Ce qu'Annie Clark nous propose avec "MASSEDUCTION", ce n'est quand même pas une oeuvre porno, mais un regard critique sur ces animaux sociaux qui misent tout sur les apparences. En jetant un regard au clip de "Los Ageless", un des premiers extraits du disque, on voit bien qu'elle en a contre cette volonté qu'ont certaines personnes de ne pas vieillir, de rester jeune et, surtout, sexy aussi longtemps que possible. Le vieillissement ne semble pas être le seul problème des masses évoquées par St. Vincent. Sur "Pills", une autre des premières pièces auxquelles nous avons eu droit avant le lancement de l'album, elle nous parle des tonnes de pilules que tout ce beau monde gobe afin de fuir la réalité en se réfugiant dans une apathie volontaire.
On peut aussi prendre le titre de l'album d'Annie Clark à la lettre et se dire que son intention, avec cette nouvelle oeuvre est de séduire un public aussi vaste que possible en ayant recours au plus bas dénominateur musical commun: la pop radiophonique. Ne s'est-elle pas adjoint les services de Jack Antonoff (Fun, Lorde, P!nk, Taylor Swift...) afin d'en assurer la réalisation? À la première écoute de "MASSEDUCTON", ceux qui suivent la carrière de St. Vincent depuis quelques années remarqueront immédiatement une esthétique moins indie, moins expérimentale et plus pop up tempo.
Néanmoins, malgré la présence de Jack Antonoff, on peut affirmer sans se tromper que c'est bel et bien Annie Clark qui est en contrôle sur "MASSEDUCTION". Alors que Melodrama de Lorde sonne comme un disque de pop mainstream dont l'esthétique sonore est totalement celle du producteur, l'album de St. Vincent ratisse beaucoup plus large. On y distingue des influences rock, techno, disco électro façon Georgio Moroder, funk (plusieurs passages rappellent Prince), industrielles, music-hall, country (beau lap-steel sur quelques ballades) et noise (la guitare de madame Clark évoque souvent les dissonances d'un Adrian Belew ou d'un Robert Fripp): des sonorités qui ne font clairement pas partie de la palette d'Antonoff. La pop radio-friendly de ce dernier n'est qu'un ingrédient parmi tant d'autres.

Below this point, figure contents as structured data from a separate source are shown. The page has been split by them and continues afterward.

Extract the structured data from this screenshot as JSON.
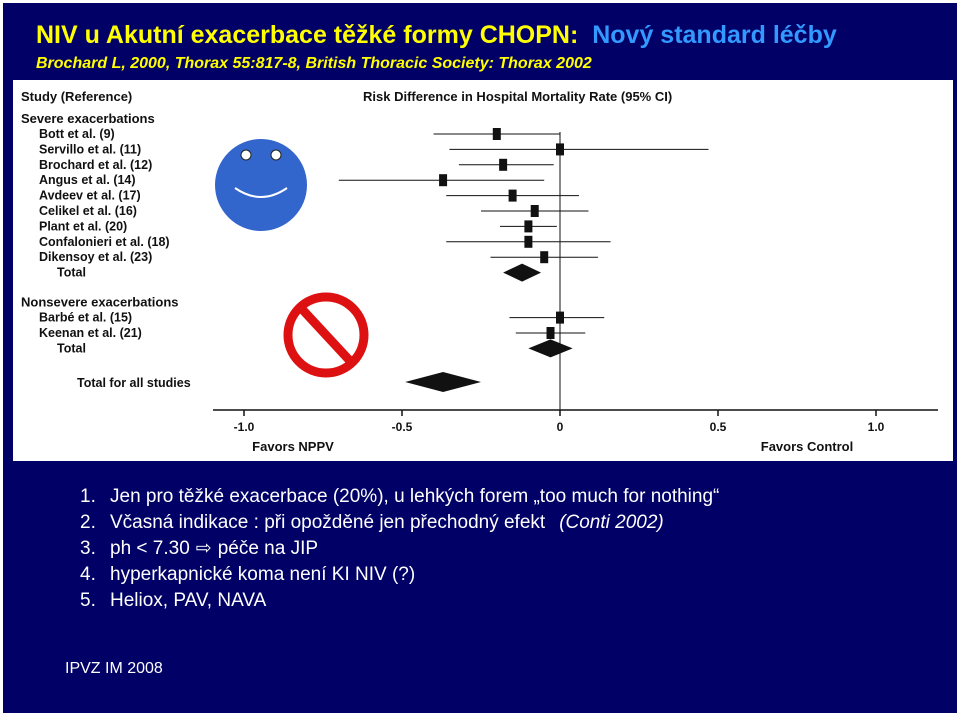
{
  "slide": {
    "title_main": "NIV u Akutní exacerbace těžké formy CHOPN:",
    "title_accent": "Nový standard léčby",
    "subtitle": "Brochard L, 2000, Thorax 55:817-8, British Thoracic Society: Thorax 2002",
    "footer": "IPVZ IM 2008",
    "colors": {
      "background": "#000066",
      "title": "#ffff00",
      "accent": "#3399ff",
      "text": "#ffffff",
      "smiley": "#3366cc",
      "prohibition": "#dd1111"
    },
    "notes": [
      {
        "num": "1.",
        "text": "Jen pro těžké exacerbace (20%), u lehkých forem „too much for nothing“"
      },
      {
        "num": "2.",
        "text": "Včasná indikace : při opožděné jen  přechodný efekt",
        "italic": "(Conti 2002)"
      },
      {
        "num": "3.",
        "text": "ph < 7.30",
        "arrow": "⇨",
        "text2": "péče na JIP"
      },
      {
        "num": "4.",
        "text": "hyperkapnické koma není KI NIV (?)"
      },
      {
        "num": "5.",
        "text": "Heliox, PAV, NAVA"
      }
    ],
    "icons": {
      "smiley": "smiley-face-icon",
      "prohibition": "prohibition-sign-icon",
      "arrow": "outline-arrow-right-icon"
    }
  },
  "chart_data": {
    "type": "forest",
    "title": "Risk Difference in Hospital Mortality Rate (95% CI)",
    "column_header": "Study (Reference)",
    "xlim": [
      -1.0,
      1.0
    ],
    "xticks": [
      "-1.0",
      "-0.5",
      "0",
      "0.5",
      "1.0"
    ],
    "xlabel_left": "Favors NPPV",
    "xlabel_right": "Favors Control",
    "groups": [
      {
        "name": "Severe exacerbations",
        "studies": [
          {
            "label": "Bott et al. (9)",
            "est": -0.2,
            "lo": -0.4,
            "hi": 0.0
          },
          {
            "label": "Servillo et al. (11)",
            "est": 0.0,
            "lo": -0.35,
            "hi": 0.47
          },
          {
            "label": "Brochard et al. (12)",
            "est": -0.18,
            "lo": -0.32,
            "hi": -0.02
          },
          {
            "label": "Angus et al. (14)",
            "est": -0.37,
            "lo": -0.7,
            "hi": -0.05
          },
          {
            "label": "Avdeev et al. (17)",
            "est": -0.15,
            "lo": -0.36,
            "hi": 0.06
          },
          {
            "label": "Celikel et al. (16)",
            "est": -0.08,
            "lo": -0.25,
            "hi": 0.09
          },
          {
            "label": "Plant et al. (20)",
            "est": -0.1,
            "lo": -0.19,
            "hi": -0.01
          },
          {
            "label": "Confalonieri et al. (18)",
            "est": -0.1,
            "lo": -0.36,
            "hi": 0.16
          },
          {
            "label": "Dikensoy et al. (23)",
            "est": -0.05,
            "lo": -0.22,
            "hi": 0.12
          }
        ],
        "total": {
          "label": "Total",
          "est": -0.12,
          "lo": -0.18,
          "hi": -0.06
        }
      },
      {
        "name": "Nonsevere exacerbations",
        "studies": [
          {
            "label": "Barbé et al. (15)",
            "est": 0.0,
            "lo": -0.16,
            "hi": 0.14
          },
          {
            "label": "Keenan et al. (21)",
            "est": -0.03,
            "lo": -0.14,
            "hi": 0.08
          }
        ],
        "total": {
          "label": "Total",
          "est": -0.03,
          "lo": -0.1,
          "hi": 0.04
        }
      }
    ],
    "overall": {
      "label": "Total for all studies",
      "est": -0.37,
      "lo": -0.49,
      "hi": -0.25
    }
  }
}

Grâce à une richesse musicale que nous n'entendons guère sur les ondes de nos jours, "MASSEDUCTION" se distingue de la production pop actuelle. De plus, il se démarque de la courte discographie de St. Vincent grâce à une qualité que nous ne trouvions qu'en moindre quantité chez miss Clark, jusqu'à maintenant: son humanité. Exit, le personnage de femme-androïde de l'album précédent. La musicienne se montre plus vulnérable que jamais, surtout sur les ballades. Sa voix s'y brise, son chant y est moins parfait mais plus humain, quoi!
D'entrée de jeu, sur "Hang on Me", la pièce d'ouverture, cette voix plus fragile, bercée par de beaux arrangements de cordes, nous réconforte. "New York" est un autre moment fort du disque. Nous sommes touchés par la perte qu'elle ressent devant la disparition de David Bowie et de Leonard Cohen. La douleur, la mort, le suicide font partie des thèmes abordés sur l'album. C'est fait avec beaucoup de délicatesse, de doigté. Annie Clark ne fait pas que critiquer les pauvres mortels que nous sommes, elle éprouve de l'empathie pour eux. C'est aussi évident sur "Smoking Section" (ma pièce préférée du lot) qui clôt l'album de façon magistrale.
De la musique pour les masses, disions-nous? Que oui! Elles en ont tant besoin.